Ok, can I then ask at least to minimize number of ifdefs to absolute
minimum?
in principal no objection at all, one question though is what to do with
comment based documentation attached to macros? e.g.
#ifdef SOME_FOO
/* some documentation */
#define some_macro
#else
#define some_macro
#endif
#ifdef SOME_FOO
/* some documentation 2 */
#define some_macro2
#else
#define some_macro2
#endif
i can either duplicate the documentation for every define so it stays
"attached" or i can only document the first expansion. let me know what
you expect.
so something like this?
#ifdef SOME_FOO
/* some documentation */
#define some_macro
/* some documentation 2 */
#define some_macro2
#else
#define some_macro
#define some_macro2
#endif
or should all documentation be duplicated? which can become a teadious
redundancy for anyone maintaining it. keep in mind we might have to make
an exception for rte_common.h because it seems doing this would be
really ugly there. take a look let me know.
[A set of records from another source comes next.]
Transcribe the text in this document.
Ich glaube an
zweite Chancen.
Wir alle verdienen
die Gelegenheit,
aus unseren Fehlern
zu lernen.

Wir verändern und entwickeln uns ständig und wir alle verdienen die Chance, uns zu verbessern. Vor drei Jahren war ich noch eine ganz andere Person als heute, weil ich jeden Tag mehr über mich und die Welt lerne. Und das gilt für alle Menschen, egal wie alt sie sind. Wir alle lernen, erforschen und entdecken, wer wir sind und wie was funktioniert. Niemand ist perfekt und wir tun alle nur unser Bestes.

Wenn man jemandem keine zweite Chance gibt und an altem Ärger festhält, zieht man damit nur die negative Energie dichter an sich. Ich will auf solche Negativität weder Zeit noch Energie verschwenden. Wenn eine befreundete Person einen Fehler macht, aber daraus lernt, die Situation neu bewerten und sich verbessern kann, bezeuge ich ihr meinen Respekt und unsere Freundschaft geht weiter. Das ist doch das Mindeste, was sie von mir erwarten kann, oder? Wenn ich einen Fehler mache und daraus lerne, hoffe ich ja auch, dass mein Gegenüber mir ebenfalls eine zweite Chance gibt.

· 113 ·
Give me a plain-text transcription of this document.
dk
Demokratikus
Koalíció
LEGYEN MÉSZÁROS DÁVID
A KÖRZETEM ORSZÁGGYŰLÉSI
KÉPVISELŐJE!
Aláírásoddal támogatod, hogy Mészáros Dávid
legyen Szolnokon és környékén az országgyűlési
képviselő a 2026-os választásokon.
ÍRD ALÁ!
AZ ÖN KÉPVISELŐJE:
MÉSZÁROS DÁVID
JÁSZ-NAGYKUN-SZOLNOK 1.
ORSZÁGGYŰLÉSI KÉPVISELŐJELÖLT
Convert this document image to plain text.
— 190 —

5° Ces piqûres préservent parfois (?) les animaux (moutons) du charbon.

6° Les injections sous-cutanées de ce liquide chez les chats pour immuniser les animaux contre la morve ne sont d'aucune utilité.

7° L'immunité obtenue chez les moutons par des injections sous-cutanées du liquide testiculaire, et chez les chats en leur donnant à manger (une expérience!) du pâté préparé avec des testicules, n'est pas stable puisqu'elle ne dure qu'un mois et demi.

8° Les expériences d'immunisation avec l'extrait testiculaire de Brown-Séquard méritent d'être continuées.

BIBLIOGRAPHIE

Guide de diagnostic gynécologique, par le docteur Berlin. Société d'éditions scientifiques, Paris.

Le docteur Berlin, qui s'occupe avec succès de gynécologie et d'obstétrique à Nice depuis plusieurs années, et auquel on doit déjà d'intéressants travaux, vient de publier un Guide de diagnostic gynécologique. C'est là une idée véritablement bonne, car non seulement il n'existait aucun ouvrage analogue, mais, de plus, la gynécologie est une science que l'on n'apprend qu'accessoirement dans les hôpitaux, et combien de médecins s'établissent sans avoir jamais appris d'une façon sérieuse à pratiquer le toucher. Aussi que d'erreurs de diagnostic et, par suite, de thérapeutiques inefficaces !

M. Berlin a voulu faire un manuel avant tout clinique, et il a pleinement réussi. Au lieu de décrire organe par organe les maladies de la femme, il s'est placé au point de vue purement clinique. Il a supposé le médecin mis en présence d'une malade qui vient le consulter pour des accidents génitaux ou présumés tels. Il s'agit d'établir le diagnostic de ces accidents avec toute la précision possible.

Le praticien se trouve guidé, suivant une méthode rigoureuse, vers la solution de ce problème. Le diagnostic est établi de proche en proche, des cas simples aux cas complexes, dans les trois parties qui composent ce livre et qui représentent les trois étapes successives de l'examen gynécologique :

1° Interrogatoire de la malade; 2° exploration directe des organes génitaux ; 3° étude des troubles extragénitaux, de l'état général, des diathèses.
My personal preference would be to keep one documentation block for both cases
(yes, I suppose it needs to be updated if required):
/* some documentation, probably for both SOME_FOO on/off */
#ifdef SOME_FOO
#define some_macro
#else
#define some_macro
#endif
It is really hard to read an follow acode that is heavily ifdefed.
Let say above we probably don't need to re-define
rte_smp_rmb/rte_smp_wmb, as both are boiled down to
compiler_barrier(), which is already redefined.
can you take a look at v2 of the patch and re-prescribe your advise
here? in v2 only the intel macros expand to the compiler barrier. though
i find this vexing since as you pointed out it seems they aren't
supposed to be compiler only barriers according to the documentation in
generic/rte_atomic.h they are intended to be memory barriers.
Commented, pls check if I explained my thoughts clear enough there.
please help me if i've goofed up in this regard.
Another question - could it be visa-versa approach:
can we replace some inline assembly with common instincts whenever possible?
msvc has only intrinsics and the conditional expansion for msvc is to
use those intrinsics, gcc doesn't generally define intrinsics for processor
specific code does it?
AFAIK latest gcc (and clang) versions do support majority of these instincts:
__rdtsc, _xbegin/_xend, etc.
So my thought was - might be we can use same instincts for all compilers...
One implication I can think about - older versions of gcc.
But might be we can re-order things and have inlines only for these oldere gcc
versions?
i'm going to propose if we do this we do it as a separate change later.
i fear it could turn into the following dance which seems not a lot
better given i'm sure some people will argue there is no benefit to
removing inline assembly for gcc/clang. my preference is not to get
side-tracked on refactoring with the short merge window.
#if (defined(__clang__) && clang version < x) ||
(defined(__GNUC__) && gcc version < x)
__asm(whatever...
#else
__rdtsc()
#endif
Played a bit with https://godbolt.org/.
It seems that __rdtsc() and RMT builtins (xbegin/xend/xtest) are
supported all way down to gcc 4.8.1.